The politics of assassination

Rich Lowry:

The roll call of U.S. allies in the Middle East and its neighborhood has always read like a target list: Maliki, Karzai, Sistani, Musharraf. One bullet or one suicide blast could wipe out all our work and rip apart a strategically important country.

Assassinations have steadily picked off pro-Western politicians in Lebanon, and one of our key tribal allies in Western Iraq, Sheik Satter, was murdered shortly after meeting with President Bush. But since Sept. 11, we have been lucky. There have been no assassinations of true geo-strategic significance, except perhaps that of anti-Syria former Lebanese Prime Minister Rafik Hariri, whose killing prompted a popular backlash that ended the Syrian occupation of his country.

Until now. Until Benazir Bhutto was killed in a shooting and suicide bombing at the end of a political rally in the city of Rawalpindi. Until her return to Pakistan from exile a few months ago, met immediately with threats to kill her from Islamic extremists, ended in a tragedy that is still shocking even if it seemed inevitable.

It's always been the assassin's conceit that he can move history with a single blow. Sometimes, as most infamously with Gavrilo Princip's shot that precipitated World War I, he succeeds. But it is much harder to do in stable, institutionally mature democracies where established parties can be as important as a single man or woman. Pakistan, alternately ruled by civilian kleptocrats and generals, is not such a country. Bhutto will be hard to replace.

In keeping with the clannishness of Pakistani politics, her Pakistan Peoples Party was entirely dependent on her (authoritarian-style) leadership. Her civilian rival, Nawaz Sharif, who also recently returned from exile, is soft on Islamic militants and has even been accused of having taken bribes from Osama bin Laden. That leaves President Pervez Musharraf, increasingly isolated politically, without a decent civilian ally with whom to try to broaden his support as his country totters from this latest blow.

...

For the terrorists, murder rather than persuasion is the very stuff of politics. It's no accident that the thunderclap that heralded the horrors of Sept. 11 was the assassination in Afghanistan of the anti-Taliban guerrilla fighter Ahmad Massoud. Where it has no majority support and no democratic inspirational leaders of its own, al-Qaida can always kill and hope to gain in the resulting whirlwind.

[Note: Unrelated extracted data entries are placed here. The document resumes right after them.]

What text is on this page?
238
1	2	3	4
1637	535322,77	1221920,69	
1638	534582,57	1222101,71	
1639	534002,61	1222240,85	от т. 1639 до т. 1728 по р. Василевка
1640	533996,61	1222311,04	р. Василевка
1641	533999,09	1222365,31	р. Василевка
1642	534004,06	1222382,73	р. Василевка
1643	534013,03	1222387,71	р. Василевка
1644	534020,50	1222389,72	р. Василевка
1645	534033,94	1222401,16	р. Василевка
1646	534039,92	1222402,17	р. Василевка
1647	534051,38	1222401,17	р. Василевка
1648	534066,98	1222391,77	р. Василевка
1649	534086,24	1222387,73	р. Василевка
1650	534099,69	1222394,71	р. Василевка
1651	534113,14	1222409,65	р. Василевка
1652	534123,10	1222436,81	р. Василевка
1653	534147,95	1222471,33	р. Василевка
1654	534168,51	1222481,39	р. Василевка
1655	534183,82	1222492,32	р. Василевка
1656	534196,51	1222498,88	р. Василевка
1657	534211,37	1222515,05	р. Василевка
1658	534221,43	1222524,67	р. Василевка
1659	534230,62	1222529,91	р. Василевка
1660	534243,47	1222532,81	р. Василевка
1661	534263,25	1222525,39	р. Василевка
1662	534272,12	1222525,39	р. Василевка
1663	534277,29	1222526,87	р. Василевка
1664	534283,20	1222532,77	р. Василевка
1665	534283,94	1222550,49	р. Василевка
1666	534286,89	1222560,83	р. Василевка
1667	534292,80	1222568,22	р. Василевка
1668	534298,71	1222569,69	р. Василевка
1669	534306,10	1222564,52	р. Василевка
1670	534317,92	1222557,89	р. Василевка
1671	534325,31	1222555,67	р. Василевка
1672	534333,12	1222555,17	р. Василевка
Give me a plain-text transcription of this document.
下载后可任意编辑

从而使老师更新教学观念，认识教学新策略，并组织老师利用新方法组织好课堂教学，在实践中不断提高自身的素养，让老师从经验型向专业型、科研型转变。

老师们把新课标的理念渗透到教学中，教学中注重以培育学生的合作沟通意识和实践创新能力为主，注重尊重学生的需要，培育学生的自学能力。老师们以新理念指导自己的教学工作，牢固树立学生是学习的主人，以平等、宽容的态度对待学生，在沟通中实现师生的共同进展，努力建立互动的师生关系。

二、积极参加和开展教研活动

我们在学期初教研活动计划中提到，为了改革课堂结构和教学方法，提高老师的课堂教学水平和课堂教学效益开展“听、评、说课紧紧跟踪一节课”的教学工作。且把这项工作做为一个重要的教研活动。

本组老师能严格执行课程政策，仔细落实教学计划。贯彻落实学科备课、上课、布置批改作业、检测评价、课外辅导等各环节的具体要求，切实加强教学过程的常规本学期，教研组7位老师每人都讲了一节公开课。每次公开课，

As Iraq during the past year shows, chaos needn't prevail. But we have more leverage over Iraq than Pakistan, where we have no troops and not necessarily even a dependable ally in power, and Afghanistan, where we are operating in a cumbersome arrangement with NATO forces that have been struggling to take the fight to the Taliban. As our Iraq policy spiraled downward in 2006, it benefited from the sort of thorough rethinking that we now need to bring to bear to Pakistan and Afghanistan.

...

For awhile, poison was the favored tool to those who sought power through murder. In Rome and Spain it was some times done at a rapid rate to overturn succession by accident of birth. One Russian king is rumored to have eaten nothing but hard boiled eggs that were served still in their shell in order to avoid poisoning.

Democracy is lest prone to this type of succession battle, but we have had our own epidemics of assassination. The word itself comes from a group of Islamic fanatics who called themselves teh assassins. They were based in Syria originally and their specialty was killing other Muslim leaders. In that context, the Bhutto murder comes from an unfortunately rich tradition of Islam.

This murder will roil for a while, but if Pakistan can avoid the chaos that the murderers intended it can use it as a springboard to more democracy, not less.